This formation is the most distant of its type ever discovered

Mar 7, 2012 08:08 GMT  ·  By
This Hubble/Spitzer composite image eventually lead investigators to discover the oldest galactic cluster
   This Hubble/Spitzer composite image eventually lead investigators to discover the oldest galactic cluster

While analyzing a portion of the night sky in the direction of the constellation Leo, astronomers were recently able to discover the oldest known cluster made up entirely of red galaxies. At the time when the formation released the light we are seeing now, the Universe was just 3 billion years old.

Astronomers behind the new survey say that the cluster was discovered in a portion of the high that had already been heavily investigated by a wide array of telescopes before this investigation began.

Ground- and space-based observatories alike could not detect the extremely faint formation, which is believed to lie about 10.5 billion light-years away. Scientists say that this should not be considered a failure, given how faint and distant the cosmic structure is.

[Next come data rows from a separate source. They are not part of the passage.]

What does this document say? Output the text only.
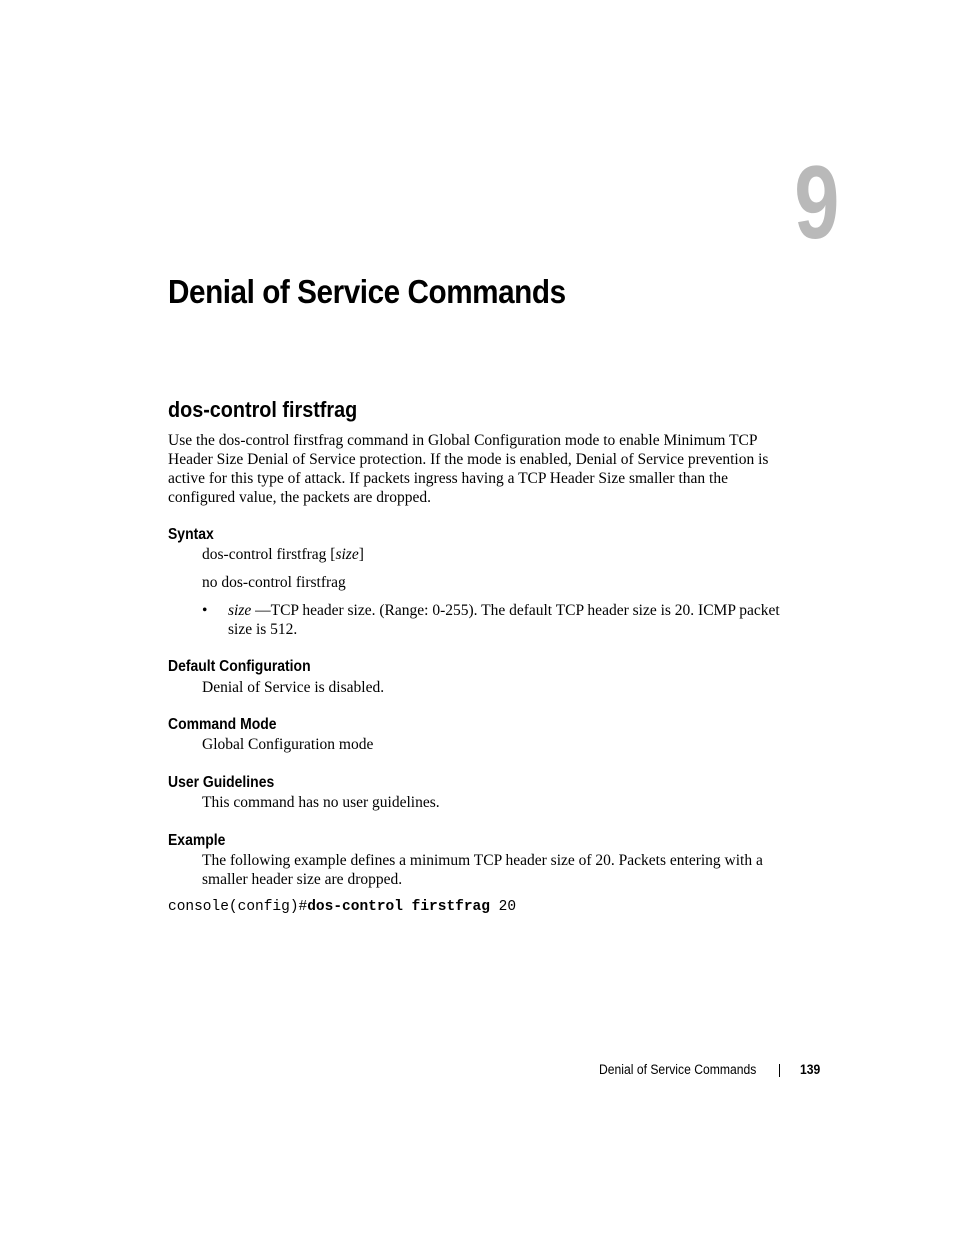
9
Denial of Service Commands
dos-control firstfrag
Use the dos-control firstfrag command in Global Configuration mode to enable Minimum TCP Header Size Denial of Service protection. If the mode is enabled, Denial of Service prevention is active for this type of attack. If packets ingress having a TCP Header Size smaller than the configured value, the packets are dropped.
Syntax
dos-control firstfrag [size]
no dos-control firstfrag
• size —TCP header size. (Range: 0-255). The default TCP header size is 20. ICMP packet size is 512.
Default Configuration
Denial of Service is disabled.
Command Mode
Global Configuration mode
User Guidelines
This command has no user guidelines.
Example
The following example defines a minimum TCP header size of 20. Packets entering with a smaller header size are dropped.
console(config)#dos-control firstfrag 20
Denial of Service Commands	139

Not even the NASA/ESA Hubble Space Telescope had sufficient resolve power to see this structure. This was made possible by the 6.5-meter Magellan Baade Telescope (MBT), which was recently outfitted with a new and sensitive near-infrared camera called FourStar.

At the time when it released the light we're detecting now, the structure contained just 30 galaxies. In the meantime, it's possible that it developed into a galactic supercluster, or maybe even a galactic wall.

“This means the galaxy cluster is still young and should continue to grow into an extremely dense structure possibly containing thousands of galaxies,” astronomer Lee Spitler explains. The expert holds an appointment as a researcher at the Swinburne University of Technology, in Australia.

He is also the lead author of the new investigation. The FourStar Galaxy Evolution Survey (Z-FOURGE) was led by Dr. Ivo Labbé, from the Leiden Observatory, in the Netherlands, Daily Galaxy reports. The MBT is located at the Las Campanas Observatory, in Chile.

Astrophysicists find it very interesting that such a cluster could have developed so early after the Big Bang. The Universe concluded its reionization epoch about 1.1 billion years after it rapidly expanded into being.

This means that this particular cluster was made out of galaxies that were themselves created, and then put together, in about 2 billion years. This is a relatively short time frame for a cosmic process that usually takes a long time to complete.